MENTARI’s support for the solar PV power plant pilot project in Mata Redi village, East Nusa Tenggara province, included two training programs that began in May 2021. The first was on operating and maintaining a solar PV power plant and the second was on creative furniture making. Who participated and what did they gain from the training?
Jolinda Lubu Lena from Mata Redi village was excited when she first saw the announcement about the solar PV power plant training course. She realised that by joining the program she could learn to manage the solar PV power plant that the community has long been waiting for and help develop her own village.
The training presented a rare opportunity for Jolinda and other young people in the village – and especially for recent graduates from high school and vocational school or those who had to drop out of university. In the past, the youth of Mata Redi had little access to such courses and with MENTARI’s training programs also offering potential future employment, the courses were even more attractive.
Managing and maintaining the solar PV power system in the village requires skilled people and the local community needs to be fully involved to create a sense of ownership. The solar PV power plant will be the community’s responsibility in the future and this will guarantee the sustainability of the project.
One participant, Linda, is a graduate of the vocational high school, Kasimo Kererobo where she majored in computer and network technology: “I was born and raised in the village and I have never had light at home at night. In the evenings, I would like to continue studying, reading or accessing other entertainment. When I heard about this program and found out that the solar PV power plant was being built, it immediately piqued my interest. I want to help my parents and contribute to my village. Most importantly, I want my younger siblings to no longer study in the dark at night.”

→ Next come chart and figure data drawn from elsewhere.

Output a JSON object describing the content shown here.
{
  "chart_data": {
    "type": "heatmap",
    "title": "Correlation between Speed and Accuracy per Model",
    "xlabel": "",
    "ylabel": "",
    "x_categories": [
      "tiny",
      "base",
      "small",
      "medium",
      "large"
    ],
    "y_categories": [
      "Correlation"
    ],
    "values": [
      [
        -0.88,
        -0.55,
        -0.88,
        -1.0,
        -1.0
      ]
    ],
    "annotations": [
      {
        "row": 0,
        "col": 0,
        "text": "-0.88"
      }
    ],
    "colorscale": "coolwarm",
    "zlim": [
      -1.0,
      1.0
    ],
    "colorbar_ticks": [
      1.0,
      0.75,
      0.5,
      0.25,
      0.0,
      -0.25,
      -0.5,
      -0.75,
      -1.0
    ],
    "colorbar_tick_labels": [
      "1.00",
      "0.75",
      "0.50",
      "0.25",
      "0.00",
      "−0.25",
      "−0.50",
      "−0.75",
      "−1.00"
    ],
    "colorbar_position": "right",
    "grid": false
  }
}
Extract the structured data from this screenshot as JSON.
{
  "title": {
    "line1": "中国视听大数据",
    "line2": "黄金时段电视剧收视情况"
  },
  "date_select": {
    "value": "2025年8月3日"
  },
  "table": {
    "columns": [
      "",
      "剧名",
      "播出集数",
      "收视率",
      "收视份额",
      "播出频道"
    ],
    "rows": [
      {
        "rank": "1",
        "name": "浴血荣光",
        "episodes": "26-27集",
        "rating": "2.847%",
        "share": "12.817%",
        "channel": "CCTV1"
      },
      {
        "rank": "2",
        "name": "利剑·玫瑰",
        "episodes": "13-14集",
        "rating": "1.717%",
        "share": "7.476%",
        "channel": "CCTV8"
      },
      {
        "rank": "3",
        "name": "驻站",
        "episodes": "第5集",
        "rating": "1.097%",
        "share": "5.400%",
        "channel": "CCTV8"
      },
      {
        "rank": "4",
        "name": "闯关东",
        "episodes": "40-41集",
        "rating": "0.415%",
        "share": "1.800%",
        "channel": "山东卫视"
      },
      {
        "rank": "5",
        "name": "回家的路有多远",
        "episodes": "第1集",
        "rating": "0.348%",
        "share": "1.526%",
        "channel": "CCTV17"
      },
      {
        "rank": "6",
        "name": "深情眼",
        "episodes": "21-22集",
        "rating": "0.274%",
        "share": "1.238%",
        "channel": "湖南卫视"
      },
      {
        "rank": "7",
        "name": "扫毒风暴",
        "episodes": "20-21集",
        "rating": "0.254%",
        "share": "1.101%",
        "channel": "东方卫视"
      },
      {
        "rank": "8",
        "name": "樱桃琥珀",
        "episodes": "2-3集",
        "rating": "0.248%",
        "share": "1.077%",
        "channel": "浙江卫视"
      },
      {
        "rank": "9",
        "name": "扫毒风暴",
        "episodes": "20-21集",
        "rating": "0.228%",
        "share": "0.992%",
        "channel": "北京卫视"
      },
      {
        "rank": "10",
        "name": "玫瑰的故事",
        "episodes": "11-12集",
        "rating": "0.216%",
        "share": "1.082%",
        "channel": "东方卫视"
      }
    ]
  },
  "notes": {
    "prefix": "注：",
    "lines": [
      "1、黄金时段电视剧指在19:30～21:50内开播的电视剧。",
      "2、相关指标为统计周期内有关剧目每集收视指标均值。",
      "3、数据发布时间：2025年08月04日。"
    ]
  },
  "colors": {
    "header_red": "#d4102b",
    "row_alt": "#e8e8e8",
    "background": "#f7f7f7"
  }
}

Vina, another participant, expressed similar thoughts. She initially wanted to continue her studies at a university after graduating from senior high school in Waibakul but her parents asked her to defer for a year. While she was waiting, she registered for the training program and successfully passed the selection process.
Both Linda and Vina attended the training courses at Don Bosco training centre, Southwest Sumba in June 2021, along with the eight other selected participants – five men and five women, all from Mata Redi village. Although neither of them had any previous knowledge and understanding of electricity, they both agreed that they enjoyed the training materials. Vina explained, “It was initially challenging to keep up with the lessons. However, the lessons became more fun and quite enjoyable as time passed. In the electricity training, the female participants were competitive with their male counterparts. And in addition to the lessons [on electricity], we were also taught about discipline.”
Involving women in the training also encouraged a shift in attitudes within the Mata Redi community where people used to regard work in the electricity and furniture sectors as strictly for men. This serves as an inspiration for women’s groups in Mata Redi village to actively participate in these previously male-dominated domains.
Besides the three-month solar PV power plant training, MENTARI also ran a four-month furniture making training program for a group of young people. The aim was to improve their skills in creative crafts and furniture making. This will also boost livelihoods in the community.
Discussing the training, Dedy Haning, MENTARI’s demonstration project leader said: “The training program provided electrical training for PV systems and furniture making training, taught under the direct guidance of the expert instructors at Don Bosco training centre. The good news is that a total of 24 villagers applied, mostly youth. Still, we had to select just 10 participants (five male and five female) for the electrical training and 10 participants (seven male and three female) for the furniture making training.”
Ephrem Santos, Director of Don Bosco training centre, was one of the main training facilitators, he said: “This is in line with our vision and mission which is to produce graduates who excel in various types of expertise, so they can quickly find employment, thus reducing poverty and positively contributing to the community in Sumba.”
He admitted that there were some challenges in managing the potential and capacity of the participants. However, Don Bosco training centre takes a supportive approach and builds positive attitudes in entrepreneurship, critical thinking and creativity so the participants continuously grow and develop their skills.
The two training programs are fully funded by MENTARI. The participants receive a certificate and have the opportunity to work at village-owned enterprises in Mata Redi village and develop their business using the newly available electricity in Mata Redi.